AKP ÇÖZÜMSÜZLÜK VE ARTAN ÜZÜNTÜLERİN ALTINDA SIKIŞARAK EZİLMEK DURUMUNDADIR
Gerek hükümet gerek Barış konusunda haklı olarak kafa yoranlar olaya zamansal ve mekansal olarak nokta bakışı yaklaşımı yapmakta olup, çok ciddi noktaları atlamaktalar. Zamansal olarak olayın uzun süreli birikimi ve AKP’nin olayı saygısızca ucu-açık sürüncemede tutma politikası, mekansal olarak da olayın salt Türkiye ile ilgili olmayıp, emperyalistler ve komşu devletlerle yakın ilişkisinin bulunması, meselenin basit ve yalın yaklaşımla çözülmesini olanaksızlaştırmaktadır. Ne var ki, böyle bir ateş topu şöyle veya böyle kucağımıza koyulmuş bulunmaktadır. Bu ateş topunu asgari zararla kucağımızdan yere bırakmanın yolu, siyaseten açık yürekli parlamento içi müzakereler yanında, toplumsal olarak da demokratik ve sulhçu çözümü savunan toplumsal desteklerdir.
AKP’nin Kürt politikası öylesine yanlış yönetilmiştir ki, günümüzde olay halklar arası çatışmalara yayılmak durumundadır. Halklar arası çatışmalar oluşan kin ve nefretin olduğu kadar, toplum kademelerinde oluşan söz konusu olumsuz duyguların uzun süre kalacağının da çok ciddi göstergesidir. Mücadele bu psikolojiyi de dikkate alarak yürütülmeli idi. Pek ümitli olmamakla beraber, umalım ki, bundan böyle salt anlık mücadelenin mekanik sonuçlarında değil, ondan daha da önemli olarak mücadelenin toplumlardaki kalıcı sonuçlar üzerinde yoğunlaşılır.

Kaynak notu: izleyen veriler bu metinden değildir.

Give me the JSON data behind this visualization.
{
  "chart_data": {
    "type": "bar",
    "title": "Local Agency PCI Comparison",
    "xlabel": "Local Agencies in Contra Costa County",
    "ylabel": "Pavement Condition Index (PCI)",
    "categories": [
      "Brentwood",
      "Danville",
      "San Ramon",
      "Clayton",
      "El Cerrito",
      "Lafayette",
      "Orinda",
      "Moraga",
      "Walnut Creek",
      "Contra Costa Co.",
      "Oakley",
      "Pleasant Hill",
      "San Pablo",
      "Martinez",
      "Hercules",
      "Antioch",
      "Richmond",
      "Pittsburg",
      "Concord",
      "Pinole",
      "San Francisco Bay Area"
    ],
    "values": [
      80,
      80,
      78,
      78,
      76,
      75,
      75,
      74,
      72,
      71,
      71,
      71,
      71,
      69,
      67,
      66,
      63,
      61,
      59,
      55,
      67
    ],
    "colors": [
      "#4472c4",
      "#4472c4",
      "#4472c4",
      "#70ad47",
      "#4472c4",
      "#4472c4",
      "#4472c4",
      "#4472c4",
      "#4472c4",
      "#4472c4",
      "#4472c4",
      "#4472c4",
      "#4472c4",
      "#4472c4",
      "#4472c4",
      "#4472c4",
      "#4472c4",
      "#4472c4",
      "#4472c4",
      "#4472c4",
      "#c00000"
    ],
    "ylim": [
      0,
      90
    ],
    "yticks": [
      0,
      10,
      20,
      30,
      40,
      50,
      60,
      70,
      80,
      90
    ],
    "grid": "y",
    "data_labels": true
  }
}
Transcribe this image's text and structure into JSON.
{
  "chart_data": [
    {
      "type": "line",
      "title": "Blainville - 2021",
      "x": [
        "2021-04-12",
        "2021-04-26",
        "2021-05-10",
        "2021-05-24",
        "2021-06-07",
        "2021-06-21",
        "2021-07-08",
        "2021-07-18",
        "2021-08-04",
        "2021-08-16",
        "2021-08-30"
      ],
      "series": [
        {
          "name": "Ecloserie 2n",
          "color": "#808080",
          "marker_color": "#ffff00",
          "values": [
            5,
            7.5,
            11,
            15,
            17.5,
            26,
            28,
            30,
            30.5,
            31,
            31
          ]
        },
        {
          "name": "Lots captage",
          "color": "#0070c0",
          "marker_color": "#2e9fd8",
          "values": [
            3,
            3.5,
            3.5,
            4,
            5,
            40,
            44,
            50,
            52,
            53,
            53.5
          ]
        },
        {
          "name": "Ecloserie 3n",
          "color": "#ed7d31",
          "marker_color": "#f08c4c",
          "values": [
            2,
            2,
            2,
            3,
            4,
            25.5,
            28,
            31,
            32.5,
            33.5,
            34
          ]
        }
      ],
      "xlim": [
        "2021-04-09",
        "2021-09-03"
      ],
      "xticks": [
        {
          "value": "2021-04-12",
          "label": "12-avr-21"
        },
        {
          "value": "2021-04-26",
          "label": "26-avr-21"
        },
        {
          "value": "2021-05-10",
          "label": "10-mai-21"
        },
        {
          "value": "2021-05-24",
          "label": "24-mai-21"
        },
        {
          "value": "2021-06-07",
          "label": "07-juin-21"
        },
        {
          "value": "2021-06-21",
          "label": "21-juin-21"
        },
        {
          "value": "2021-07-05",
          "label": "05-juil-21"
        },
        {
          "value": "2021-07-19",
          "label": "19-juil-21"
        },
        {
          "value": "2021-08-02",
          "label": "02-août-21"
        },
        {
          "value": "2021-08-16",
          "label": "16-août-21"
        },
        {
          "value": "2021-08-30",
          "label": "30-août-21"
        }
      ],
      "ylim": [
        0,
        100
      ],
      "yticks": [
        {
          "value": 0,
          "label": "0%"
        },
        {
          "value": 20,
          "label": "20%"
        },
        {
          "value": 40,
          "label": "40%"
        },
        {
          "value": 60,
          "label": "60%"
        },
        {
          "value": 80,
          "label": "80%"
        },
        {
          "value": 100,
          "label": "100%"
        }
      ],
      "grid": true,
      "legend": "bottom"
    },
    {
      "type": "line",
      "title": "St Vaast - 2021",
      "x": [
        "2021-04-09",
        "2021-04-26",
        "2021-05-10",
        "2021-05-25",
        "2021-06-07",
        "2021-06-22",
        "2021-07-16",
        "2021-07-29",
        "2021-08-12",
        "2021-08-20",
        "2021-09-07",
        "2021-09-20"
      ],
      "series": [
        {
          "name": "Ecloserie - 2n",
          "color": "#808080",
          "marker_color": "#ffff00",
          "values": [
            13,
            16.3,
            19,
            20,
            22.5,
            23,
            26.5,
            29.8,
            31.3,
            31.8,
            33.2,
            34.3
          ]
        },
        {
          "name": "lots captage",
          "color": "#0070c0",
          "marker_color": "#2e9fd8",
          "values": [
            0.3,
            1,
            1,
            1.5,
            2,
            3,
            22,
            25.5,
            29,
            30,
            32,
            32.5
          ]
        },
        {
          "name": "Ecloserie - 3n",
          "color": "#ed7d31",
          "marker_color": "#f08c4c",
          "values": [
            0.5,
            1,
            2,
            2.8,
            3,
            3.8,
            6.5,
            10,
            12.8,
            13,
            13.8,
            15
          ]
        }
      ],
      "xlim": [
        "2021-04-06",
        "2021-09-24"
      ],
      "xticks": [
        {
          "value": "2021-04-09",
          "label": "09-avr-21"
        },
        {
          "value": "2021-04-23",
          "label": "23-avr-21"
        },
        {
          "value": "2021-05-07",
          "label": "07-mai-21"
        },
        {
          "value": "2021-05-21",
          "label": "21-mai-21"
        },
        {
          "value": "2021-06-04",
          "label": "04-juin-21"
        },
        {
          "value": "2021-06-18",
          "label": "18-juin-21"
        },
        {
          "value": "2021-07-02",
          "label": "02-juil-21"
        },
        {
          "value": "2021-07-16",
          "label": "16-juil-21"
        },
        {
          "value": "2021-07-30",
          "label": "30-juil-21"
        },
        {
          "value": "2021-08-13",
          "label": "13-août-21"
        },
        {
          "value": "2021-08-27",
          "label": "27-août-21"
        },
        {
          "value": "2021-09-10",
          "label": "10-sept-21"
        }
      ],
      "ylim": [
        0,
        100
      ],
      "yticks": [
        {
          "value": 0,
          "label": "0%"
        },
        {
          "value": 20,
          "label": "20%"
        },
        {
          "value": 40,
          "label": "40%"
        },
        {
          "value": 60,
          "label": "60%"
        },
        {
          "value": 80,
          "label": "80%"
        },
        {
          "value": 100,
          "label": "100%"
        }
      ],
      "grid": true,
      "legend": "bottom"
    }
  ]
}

Kürt meselesi toplumsal bir mesele niteliği ile çözümü yönünden bir partinin, hele de bir kişinin inhisarında değildir, olamaz da! Tüm toplumu ve tarafları ilgilendiren bu konu parlamentonun tüm bileşenlerinin müzakere ve görüşüne açık olmalıdır. AKP, bu bağlamda hem parti hem de devlet konumunda oyuncu olamaz. AKP’nin bu tutumu çözümü geciktirip, tüm taraflar için toplumsal acıları yükseltmektedir. Konu ne kadar anayasal mesele ise, o denli de tüm parlamentonun bilgi, yetki ve karar alanındadır. AKP bu kurala uymadığı sürece çözüm sağlanamaz! HDP’yi sakin geçen bir çirkin oyun dönemi ertesinde sıkıştırmaya çalışan AKP, çözümsüzlük ve artan üzüntülerin altında sıkışarak ezilmek durumundadır!